Seal with a moisturiser

Lock-in your freshly hydrated skin with a moisturiser. Your skin type will determine how rich you want to go here. If you're struggling with breakouts something lightweight will be sufficient. If your skin is feeling particularly dry opt for something rich and more nourishing. You may also want to use an oil.

Think of layering your serum, moisturiser and oil as you would layer your clothes in the winter - a thermal layer, then a jumper, followed by a coat. This approach is far more effective than just using just a rich moisturiser alone.

Protect against future damage

Using a high quality sun protection every day is essential to prevent future damage. UV exposure can result in dark spots and pigmentation, break down of collagen and more serious issues.

Choose a broad spectrum UVA and UVB SPF 30 or higher. 

Targeting specific concerns

Once you've got the above basic steps in place, you can start to think about optional extras to target specific concerns. The three most common issues we see in store are:

acne, breakouts and texture
fine lines, wrinkles and loss of firmness
dullness and uneven tone

Acne, breakouts and texture

If an increase in sebum is causing breakouts and blackheads, it may be worth using a well-formulated salicylic acid based product.

Salicylic acid is derived from the bark of the Willow Tree. It breaks down the outer layer of the skin to encourage skin cell turnover and removes pore-clogging impurities and excess oil.

Using a treatment like Clarify by Pestle & Mortar a few evenings per week will help to reduce breakouts and calm inflammation.

Fine lines, wrinkles and loss of firmness

Ensuring your skin is well hydrated (following the steps above) is the first step in helping to plump fine line and wrinkles. Next, incorporating a retinoid (vitamin A) will accelerate skin-renewal; reversing signs of ageing, reducing fine lines and wrinkles, and boosting collagen production.

Retinoids come in a variety of strengths from mild to prescription only. We have several options to choose from at JUNI & CO with the most popular being Pestle & Mortar's Superstar Retinoid Night Oil.

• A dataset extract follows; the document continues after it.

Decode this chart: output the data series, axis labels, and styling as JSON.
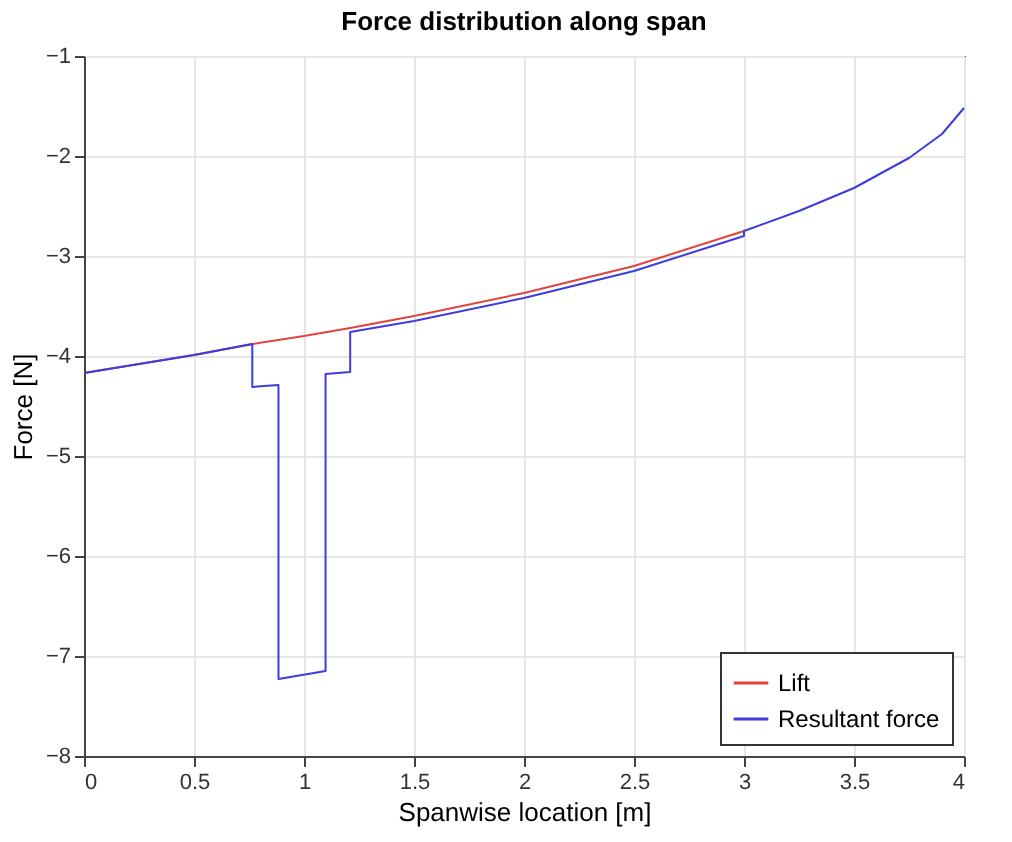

If you've tried retinoid products in the past and found them aggravating, please do get in touch as we can suggest techniques to 'buffer' and reduce the risk of irritation. 

Dullness and uneven tone

Vitamin C is a potent antioxidant known for its ability to reduce hyperpigmentation and even out skin tone. With consistent use, it visibly reduces the appearance of dark spots and brightens the complexion.

Vitamin C is also essential for the production of collagen but our bodies can’t produce it. Adding vitamin C to your skincare routine helps the skin’s ability to produce collagen resulting in skin that is more supple, smooth and toned.

Pai's Fade Forward™ Dark Spot Serum is a fantastic option that combines hyaluronic acid, marine algae and vitamin C.